By on September 19, 2019

Executive Summary of an article written by
Purvi Patel Albers and Tiffany Ferris, Haynes and Boone

Though landmark images are valuable visual assets in advertising campaigns, their use can raise serious legal concerns. They are often protectable under intellectual property laws, and unauthorized commercial use could rise to the level of infringement. One issue that could arise when using landmark images in advertising is potential trademark infringement. It may be tempting to think that using a landmark’s image in advertising couldn’t constitute infringement, and the leading U.S. case on this point, Rock & Roll Hall of Fame & Museum, Inc. v. Gentile Productions, makes it seem so. However, the facts of that case do not align with the facts that would be present in an action against advertising using a landmark’s image. Copyright problems can also exist if, for example, the building has a mural or sculptural element that is artistic.

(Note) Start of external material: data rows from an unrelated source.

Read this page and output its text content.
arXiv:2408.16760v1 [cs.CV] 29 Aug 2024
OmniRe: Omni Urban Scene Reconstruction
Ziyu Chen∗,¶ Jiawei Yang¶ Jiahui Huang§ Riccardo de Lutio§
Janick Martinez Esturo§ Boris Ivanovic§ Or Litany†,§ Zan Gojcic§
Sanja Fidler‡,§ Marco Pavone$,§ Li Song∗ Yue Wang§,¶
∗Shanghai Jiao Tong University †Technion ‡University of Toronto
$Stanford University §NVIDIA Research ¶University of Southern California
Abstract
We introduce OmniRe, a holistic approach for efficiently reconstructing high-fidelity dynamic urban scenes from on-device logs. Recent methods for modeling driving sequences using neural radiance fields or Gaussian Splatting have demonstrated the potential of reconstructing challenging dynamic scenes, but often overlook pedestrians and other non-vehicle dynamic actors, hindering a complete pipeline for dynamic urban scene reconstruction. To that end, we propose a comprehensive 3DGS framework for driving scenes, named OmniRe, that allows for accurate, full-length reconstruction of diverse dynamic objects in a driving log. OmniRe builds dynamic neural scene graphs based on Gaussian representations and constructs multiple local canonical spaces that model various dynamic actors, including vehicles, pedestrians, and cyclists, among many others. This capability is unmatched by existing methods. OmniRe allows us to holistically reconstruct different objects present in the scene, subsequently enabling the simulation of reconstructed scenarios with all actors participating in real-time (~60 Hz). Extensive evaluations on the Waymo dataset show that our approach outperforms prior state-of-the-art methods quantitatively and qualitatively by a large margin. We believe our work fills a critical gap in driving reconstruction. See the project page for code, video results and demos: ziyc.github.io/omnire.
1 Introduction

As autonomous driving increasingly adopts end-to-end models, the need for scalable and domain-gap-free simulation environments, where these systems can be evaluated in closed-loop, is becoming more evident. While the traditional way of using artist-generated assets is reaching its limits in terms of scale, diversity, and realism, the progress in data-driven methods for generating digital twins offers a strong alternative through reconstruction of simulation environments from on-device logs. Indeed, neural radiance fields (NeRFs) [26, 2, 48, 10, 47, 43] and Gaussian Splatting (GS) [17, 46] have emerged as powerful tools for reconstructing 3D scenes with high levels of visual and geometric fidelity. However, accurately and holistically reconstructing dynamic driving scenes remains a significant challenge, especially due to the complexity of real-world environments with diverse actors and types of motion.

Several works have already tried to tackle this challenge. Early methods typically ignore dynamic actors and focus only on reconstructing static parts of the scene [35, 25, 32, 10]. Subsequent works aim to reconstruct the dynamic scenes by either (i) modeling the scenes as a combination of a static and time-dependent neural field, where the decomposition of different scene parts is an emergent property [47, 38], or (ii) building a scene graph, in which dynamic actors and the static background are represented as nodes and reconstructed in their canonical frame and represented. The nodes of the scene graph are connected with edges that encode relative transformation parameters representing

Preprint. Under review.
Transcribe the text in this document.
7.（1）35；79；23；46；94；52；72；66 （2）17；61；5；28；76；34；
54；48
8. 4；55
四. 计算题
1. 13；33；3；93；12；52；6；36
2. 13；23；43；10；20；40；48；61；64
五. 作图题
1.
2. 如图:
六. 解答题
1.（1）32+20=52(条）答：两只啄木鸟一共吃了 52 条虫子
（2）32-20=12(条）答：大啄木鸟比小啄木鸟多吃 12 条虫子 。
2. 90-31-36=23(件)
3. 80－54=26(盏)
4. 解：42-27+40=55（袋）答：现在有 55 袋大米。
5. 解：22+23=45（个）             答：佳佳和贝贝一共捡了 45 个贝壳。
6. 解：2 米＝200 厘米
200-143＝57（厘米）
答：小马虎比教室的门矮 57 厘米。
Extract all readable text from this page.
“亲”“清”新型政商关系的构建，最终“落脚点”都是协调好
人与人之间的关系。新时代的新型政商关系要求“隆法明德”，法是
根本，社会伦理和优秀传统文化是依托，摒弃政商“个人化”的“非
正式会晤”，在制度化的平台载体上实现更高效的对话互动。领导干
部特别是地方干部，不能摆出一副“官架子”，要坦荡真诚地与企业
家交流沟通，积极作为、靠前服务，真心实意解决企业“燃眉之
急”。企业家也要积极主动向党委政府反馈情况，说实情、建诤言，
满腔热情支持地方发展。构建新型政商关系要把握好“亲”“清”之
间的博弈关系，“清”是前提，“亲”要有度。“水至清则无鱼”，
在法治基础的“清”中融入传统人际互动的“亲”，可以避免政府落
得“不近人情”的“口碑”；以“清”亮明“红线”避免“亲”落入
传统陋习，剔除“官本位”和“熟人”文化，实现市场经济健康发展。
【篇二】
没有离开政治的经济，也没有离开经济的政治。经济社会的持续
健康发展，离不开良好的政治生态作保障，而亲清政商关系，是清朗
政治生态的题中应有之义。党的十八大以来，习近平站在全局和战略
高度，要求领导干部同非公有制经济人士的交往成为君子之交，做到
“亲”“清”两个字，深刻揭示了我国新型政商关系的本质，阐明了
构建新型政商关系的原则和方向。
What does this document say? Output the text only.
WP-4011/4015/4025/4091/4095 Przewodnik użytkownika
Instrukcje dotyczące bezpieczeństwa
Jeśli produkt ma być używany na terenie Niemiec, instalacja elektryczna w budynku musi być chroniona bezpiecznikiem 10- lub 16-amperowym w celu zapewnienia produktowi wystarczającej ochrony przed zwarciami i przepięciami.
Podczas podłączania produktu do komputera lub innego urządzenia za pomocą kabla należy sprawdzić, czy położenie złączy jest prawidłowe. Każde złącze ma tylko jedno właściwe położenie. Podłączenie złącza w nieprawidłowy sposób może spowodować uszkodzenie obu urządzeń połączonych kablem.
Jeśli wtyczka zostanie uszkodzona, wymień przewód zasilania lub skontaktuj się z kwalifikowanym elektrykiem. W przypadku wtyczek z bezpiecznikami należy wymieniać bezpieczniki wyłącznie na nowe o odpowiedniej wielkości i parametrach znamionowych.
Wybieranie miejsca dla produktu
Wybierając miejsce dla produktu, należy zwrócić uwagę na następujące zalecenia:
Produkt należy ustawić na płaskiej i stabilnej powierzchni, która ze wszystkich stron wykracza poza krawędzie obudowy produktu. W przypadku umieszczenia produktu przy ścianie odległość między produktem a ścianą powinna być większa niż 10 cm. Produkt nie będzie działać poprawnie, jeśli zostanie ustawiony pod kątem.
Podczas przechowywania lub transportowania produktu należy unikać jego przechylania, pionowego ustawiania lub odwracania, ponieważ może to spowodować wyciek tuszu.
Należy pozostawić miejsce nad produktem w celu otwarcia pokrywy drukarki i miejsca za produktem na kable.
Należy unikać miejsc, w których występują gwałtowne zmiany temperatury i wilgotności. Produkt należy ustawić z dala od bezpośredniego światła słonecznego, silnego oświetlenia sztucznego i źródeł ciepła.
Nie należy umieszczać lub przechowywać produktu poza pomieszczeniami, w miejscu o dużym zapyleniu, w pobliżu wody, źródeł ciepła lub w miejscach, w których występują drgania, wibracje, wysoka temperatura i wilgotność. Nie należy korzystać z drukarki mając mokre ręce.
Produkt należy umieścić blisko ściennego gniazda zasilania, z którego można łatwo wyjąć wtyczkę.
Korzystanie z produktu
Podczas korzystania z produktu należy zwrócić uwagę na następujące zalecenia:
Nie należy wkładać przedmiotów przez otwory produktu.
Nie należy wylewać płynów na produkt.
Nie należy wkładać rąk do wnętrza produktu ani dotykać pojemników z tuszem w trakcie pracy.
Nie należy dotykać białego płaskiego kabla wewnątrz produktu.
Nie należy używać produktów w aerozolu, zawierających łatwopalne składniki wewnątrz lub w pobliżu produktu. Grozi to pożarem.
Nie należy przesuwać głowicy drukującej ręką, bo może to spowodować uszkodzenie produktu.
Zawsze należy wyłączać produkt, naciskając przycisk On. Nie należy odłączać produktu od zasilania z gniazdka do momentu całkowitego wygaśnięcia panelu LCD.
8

Savvy marketers will adhere to the following best practices to mitigate and manage risks involved with a landmark campaign. Conduct a clearance process to provide an idea of whether someone could successfully enforce rights in a building image against you, the likelihood that someone would attempt to enforce, and a general idea of potential consequences. Compare your risk tolerance to the risks of using the landmark. Mitigate risks if necessary by obtaining a license and/or revising the image as a skyline.

With proper planning and mitigation strategies, using landmark images in advertising and promotional campaigns can be a valuable tool to connect with consumers.